Some amateurs do not have the time to practice between rounds of golf during the season, and many of them surely don’t like hitting balls in the biting cold of winter. But can a golfer who does not practice actually improve his or her game? I believe tthey can.
You see, golfers who possess an understanding of the laws of ball flight can make educated choices when making changes to their swing. Other golfers don’t know what exactly is producing their ball flight, so they don’t know what to change as the practice. A lesson from an instructor can help in this area, allowing you to then assess and change aspects of your swing by analyzing your ball flight.
Some people believe that practice makes perfect, but this is only partially true. On the range, most golfers hit a ball every 20 seconds, and with the same club for several shots. On the course, you hit a ball every two minutes, with a different club and from a different lie. Also, hitting mats are much more forgiving than grass—you need to learn the right sound off the clubface to know if you are making good ball contact. So getting into a groove at the range does not necessarily lead to better play on the course.

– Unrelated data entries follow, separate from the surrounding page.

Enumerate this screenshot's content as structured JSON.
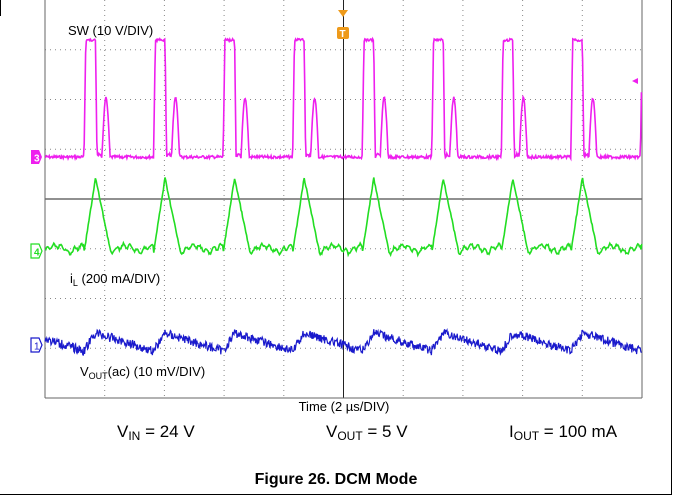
{
  "colors": {
    "ch3": "#ee1fee",
    "ch4": "#22dd22",
    "ch1": "#1a1acc",
    "trigger": "#ee9a1a",
    "grid": "#888888"
  },
  "labels": {
    "sw": "SW (10 V/DIV)",
    "il_main": "i",
    "il_sub": "L",
    "il_rest": " (200 mA/DIV)",
    "vout_main": "V",
    "vout_sub": "OUT",
    "vout_rest": "(ac) (10 mV/DIV)",
    "time": "Time (2 µs/DIV)",
    "ch3_marker": "3",
    "ch4_marker": "4",
    "ch1_marker": "1",
    "trigger_marker": "T"
  },
  "conditions": {
    "vin_main": "V",
    "vin_sub": "IN",
    "vin_rest": " = 24 V",
    "vout_main": "V",
    "vout_sub": "OUT",
    "vout_rest": " = 5 V",
    "iout_main": "I",
    "iout_sub": "OUT",
    "iout_rest": " = 100 mA"
  },
  "caption": "Figure 26. DCM Mode",
  "chart_data": {
    "type": "line",
    "x_unit": "µs",
    "x_divisions": 10,
    "x_scale_per_div": 2,
    "y_divisions": 8,
    "grid": true,
    "switching_period_us": 2.33,
    "series": [
      {
        "name": "SW (10 V/DIV)",
        "channel": 3,
        "scale": "10 V/DIV",
        "waveform": "dcm switch node: pulses with ringing"
      },
      {
        "name": "iL (200 mA/DIV)",
        "channel": 4,
        "scale": "200 mA/DIV",
        "waveform": "triangular inductor current with ringing at zero"
      },
      {
        "name": "VOUT(ac) (10 mV/DIV)",
        "channel": 1,
        "scale": "10 mV/DIV",
        "waveform": "ac-coupled output ripple with noise"
      }
    ]
  }
}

The most effective way to practice when time is short is to objectively look at all aspects of your game, from driving to long shots to short shots to putting, and use whatever practice time you have on improving your weakest area. Then set a goal for each brief practice session so you keep focused; maybe it’s hitting 20 shots with a draw, or making 15 long putts that get to inside two feet. But remember that over time, it’s easy for the feeling of new movements to dissipate. Monitor your changes often so old habits don’t return.